Analysis of the MacBook Pro announcement from friend-of-the-blog John Garner:
Yesterday’s announcements about refreshing the high-end MacBook Pro models effectively gave away Apple’s plans on the less capable models. As I’ve mentioned multiple times, when you attack to disrupt an existing market, you do it at the low end. Notice how there were no significant announcements in the low end segments of the laptop models yesterday.
What Apple effectively did yesterday was to recapture their R&D expenses on Intel laptops by releasing models in a high margin segment, and left the medium- and low-end segments for its future A-series laptops. They
- kept the pro users happy with a new faster machine,
- made sure that the funds that they’d spent designing last year’s models which were never released because of failed Intel execution, and
- bought themselves about six months to get their new ARM chip models ready.
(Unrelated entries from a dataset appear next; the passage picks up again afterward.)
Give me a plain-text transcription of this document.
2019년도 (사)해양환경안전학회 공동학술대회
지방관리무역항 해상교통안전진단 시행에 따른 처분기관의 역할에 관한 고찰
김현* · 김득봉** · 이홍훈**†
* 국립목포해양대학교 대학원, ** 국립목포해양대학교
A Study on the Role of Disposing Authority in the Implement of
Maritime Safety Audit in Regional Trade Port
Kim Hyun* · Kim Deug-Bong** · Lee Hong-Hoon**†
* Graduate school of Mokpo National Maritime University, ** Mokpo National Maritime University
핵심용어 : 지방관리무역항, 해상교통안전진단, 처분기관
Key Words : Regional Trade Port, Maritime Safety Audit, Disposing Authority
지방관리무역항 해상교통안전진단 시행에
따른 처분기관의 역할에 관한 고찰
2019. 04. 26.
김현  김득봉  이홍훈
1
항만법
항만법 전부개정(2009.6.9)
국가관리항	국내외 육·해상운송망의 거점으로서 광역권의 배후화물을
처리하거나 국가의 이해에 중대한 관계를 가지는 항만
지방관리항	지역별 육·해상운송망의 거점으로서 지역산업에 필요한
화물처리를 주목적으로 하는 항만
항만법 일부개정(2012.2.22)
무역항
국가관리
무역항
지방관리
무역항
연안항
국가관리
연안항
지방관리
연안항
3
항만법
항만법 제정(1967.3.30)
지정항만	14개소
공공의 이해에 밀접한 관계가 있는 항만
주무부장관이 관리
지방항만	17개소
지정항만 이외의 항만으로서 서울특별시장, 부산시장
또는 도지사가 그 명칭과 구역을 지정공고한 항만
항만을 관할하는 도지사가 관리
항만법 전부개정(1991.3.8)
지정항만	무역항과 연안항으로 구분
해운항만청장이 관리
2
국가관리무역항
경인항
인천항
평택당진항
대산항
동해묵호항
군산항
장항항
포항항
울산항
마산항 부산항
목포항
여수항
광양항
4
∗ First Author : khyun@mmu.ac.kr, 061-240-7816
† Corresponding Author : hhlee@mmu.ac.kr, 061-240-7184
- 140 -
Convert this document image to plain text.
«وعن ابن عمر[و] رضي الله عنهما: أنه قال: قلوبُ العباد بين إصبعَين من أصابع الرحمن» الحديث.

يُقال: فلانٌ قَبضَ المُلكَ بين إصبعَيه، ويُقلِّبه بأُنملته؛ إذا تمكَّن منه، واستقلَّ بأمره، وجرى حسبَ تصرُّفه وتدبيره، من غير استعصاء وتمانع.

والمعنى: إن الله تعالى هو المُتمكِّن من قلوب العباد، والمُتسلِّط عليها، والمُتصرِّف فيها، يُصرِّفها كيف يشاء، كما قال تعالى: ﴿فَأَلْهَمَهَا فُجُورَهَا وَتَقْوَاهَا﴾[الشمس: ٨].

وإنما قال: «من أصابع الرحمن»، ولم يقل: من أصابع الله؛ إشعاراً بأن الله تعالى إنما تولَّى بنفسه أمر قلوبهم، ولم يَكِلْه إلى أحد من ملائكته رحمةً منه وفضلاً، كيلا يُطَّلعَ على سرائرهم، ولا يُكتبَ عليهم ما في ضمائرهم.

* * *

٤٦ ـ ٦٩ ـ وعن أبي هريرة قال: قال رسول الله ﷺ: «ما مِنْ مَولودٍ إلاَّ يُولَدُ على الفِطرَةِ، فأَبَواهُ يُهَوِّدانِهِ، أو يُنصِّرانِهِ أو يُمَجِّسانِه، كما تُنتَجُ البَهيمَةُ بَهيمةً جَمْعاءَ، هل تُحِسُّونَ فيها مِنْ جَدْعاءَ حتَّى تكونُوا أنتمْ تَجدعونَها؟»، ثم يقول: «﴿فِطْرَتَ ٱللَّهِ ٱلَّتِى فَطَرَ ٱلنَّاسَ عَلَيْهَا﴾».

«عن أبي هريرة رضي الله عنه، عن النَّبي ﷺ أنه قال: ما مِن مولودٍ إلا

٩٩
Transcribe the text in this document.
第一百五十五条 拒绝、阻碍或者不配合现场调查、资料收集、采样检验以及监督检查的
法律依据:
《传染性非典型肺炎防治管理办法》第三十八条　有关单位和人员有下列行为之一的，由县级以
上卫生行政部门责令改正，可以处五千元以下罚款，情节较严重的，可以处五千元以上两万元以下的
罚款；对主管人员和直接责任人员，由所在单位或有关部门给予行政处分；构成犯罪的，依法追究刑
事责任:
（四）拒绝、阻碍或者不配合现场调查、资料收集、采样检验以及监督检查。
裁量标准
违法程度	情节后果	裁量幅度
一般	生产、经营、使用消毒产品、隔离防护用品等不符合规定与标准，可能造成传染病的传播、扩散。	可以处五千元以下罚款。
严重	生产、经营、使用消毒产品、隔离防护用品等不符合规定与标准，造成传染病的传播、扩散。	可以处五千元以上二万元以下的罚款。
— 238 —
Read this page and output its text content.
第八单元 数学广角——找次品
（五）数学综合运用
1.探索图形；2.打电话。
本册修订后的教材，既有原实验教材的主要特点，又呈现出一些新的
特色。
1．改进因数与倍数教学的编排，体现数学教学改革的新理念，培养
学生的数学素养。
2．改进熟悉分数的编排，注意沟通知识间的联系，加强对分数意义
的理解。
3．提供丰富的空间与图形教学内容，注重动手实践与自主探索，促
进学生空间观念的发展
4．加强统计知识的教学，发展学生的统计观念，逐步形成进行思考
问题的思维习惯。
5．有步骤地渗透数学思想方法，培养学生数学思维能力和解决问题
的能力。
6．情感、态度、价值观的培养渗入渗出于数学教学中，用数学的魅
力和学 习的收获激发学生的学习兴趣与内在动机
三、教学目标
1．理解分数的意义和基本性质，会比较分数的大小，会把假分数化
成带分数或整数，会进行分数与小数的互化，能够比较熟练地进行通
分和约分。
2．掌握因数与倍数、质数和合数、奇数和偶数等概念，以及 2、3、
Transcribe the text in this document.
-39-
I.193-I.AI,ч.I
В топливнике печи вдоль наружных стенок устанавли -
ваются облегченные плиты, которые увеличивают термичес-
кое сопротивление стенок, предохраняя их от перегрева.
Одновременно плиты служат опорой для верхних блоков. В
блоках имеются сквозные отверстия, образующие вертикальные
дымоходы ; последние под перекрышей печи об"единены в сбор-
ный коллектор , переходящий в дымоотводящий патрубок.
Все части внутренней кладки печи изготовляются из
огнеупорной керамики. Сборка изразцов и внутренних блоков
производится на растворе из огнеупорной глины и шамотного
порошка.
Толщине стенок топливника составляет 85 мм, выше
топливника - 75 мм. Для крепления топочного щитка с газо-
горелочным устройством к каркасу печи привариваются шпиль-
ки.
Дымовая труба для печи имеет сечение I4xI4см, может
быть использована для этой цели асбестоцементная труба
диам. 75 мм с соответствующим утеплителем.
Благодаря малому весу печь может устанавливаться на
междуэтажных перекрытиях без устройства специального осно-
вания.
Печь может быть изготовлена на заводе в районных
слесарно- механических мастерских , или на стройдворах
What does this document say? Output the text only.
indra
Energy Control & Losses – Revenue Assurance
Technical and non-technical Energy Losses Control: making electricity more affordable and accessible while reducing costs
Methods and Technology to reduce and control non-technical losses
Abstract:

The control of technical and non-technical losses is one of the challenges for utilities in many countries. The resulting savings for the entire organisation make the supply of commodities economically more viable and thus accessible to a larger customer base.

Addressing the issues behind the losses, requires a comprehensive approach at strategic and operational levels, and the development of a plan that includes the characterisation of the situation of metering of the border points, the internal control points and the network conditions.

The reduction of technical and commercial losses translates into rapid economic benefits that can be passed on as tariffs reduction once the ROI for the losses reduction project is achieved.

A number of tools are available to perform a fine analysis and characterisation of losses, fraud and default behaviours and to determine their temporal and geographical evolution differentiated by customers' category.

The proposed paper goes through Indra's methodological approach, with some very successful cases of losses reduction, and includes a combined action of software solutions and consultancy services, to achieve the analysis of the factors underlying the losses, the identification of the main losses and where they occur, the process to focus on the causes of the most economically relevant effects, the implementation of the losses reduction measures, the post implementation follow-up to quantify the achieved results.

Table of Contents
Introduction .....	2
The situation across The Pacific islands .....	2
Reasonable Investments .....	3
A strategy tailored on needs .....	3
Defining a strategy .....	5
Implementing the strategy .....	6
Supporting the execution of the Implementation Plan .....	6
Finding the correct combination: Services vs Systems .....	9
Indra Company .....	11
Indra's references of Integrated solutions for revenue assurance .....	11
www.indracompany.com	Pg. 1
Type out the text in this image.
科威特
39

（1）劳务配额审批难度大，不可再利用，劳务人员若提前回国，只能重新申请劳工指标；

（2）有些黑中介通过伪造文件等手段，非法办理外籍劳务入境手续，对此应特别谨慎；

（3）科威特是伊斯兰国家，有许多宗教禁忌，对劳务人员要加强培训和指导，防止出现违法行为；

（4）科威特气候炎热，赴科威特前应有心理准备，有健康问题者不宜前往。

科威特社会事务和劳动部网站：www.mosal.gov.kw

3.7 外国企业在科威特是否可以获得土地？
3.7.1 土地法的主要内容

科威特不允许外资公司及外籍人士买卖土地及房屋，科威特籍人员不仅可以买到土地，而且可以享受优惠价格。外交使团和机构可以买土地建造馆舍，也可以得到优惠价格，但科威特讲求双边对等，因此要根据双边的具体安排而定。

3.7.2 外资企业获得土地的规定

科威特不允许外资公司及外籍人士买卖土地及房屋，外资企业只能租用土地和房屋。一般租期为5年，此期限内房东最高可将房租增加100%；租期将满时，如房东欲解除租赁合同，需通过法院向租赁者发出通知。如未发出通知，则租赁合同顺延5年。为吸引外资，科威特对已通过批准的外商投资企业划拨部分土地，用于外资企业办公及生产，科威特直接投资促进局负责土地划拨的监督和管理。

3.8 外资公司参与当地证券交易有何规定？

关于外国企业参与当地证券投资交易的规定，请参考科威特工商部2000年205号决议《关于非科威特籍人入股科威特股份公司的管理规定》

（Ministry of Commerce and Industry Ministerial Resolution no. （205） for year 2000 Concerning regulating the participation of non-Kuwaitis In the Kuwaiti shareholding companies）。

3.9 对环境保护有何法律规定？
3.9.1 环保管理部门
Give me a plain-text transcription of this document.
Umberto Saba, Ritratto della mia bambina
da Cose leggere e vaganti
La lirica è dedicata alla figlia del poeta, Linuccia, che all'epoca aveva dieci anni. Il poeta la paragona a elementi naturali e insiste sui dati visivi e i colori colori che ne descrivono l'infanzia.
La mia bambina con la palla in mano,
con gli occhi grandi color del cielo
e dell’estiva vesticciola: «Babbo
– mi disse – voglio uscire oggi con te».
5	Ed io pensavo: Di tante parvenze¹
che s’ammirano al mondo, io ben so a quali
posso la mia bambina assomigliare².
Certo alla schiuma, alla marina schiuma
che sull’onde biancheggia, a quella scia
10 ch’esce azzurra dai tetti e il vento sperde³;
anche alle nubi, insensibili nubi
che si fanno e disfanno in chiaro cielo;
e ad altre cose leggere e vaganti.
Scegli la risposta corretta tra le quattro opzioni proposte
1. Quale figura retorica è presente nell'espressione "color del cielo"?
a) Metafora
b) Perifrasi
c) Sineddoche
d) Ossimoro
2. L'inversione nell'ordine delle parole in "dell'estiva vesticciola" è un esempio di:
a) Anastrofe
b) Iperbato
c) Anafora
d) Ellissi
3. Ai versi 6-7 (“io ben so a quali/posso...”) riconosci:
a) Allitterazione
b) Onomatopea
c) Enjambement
And if you looked closely at the announcement, you can see what technologies will feature in the future lower-end A-series models, i.e., 13.5″ 4k Retina Screen likely with Haptic Engine and TrueTone, much longer battery life (24-hour), 256-512GB SSD, 7nm six-core ARM chip with T2 chip built-in clocked at about 2GHz, two Thunderbolt 3 ports, and 8-16GB of RAM; priced at about $1000 USD. Performance measured with GeekBench 4 will likely be about 4500-5000 single core and 10-12000 with multiple cores.
Personally, I’m pleased because the new MacBook Pro finally offers me the RAM and the speed which will justify buying a new laptop. (Mine is actually 9 years old.) I aim to double RAM, storage, processor performance, and ideally screen resolution every time that I upgrade. I used to upgrade every 2-2.5 years; it’s been a long wait (but this 2009 MacBook Pro has also been a wonderful machine.)
My take: I got a little lost there in the geeky weeds, but sounds plausible to me.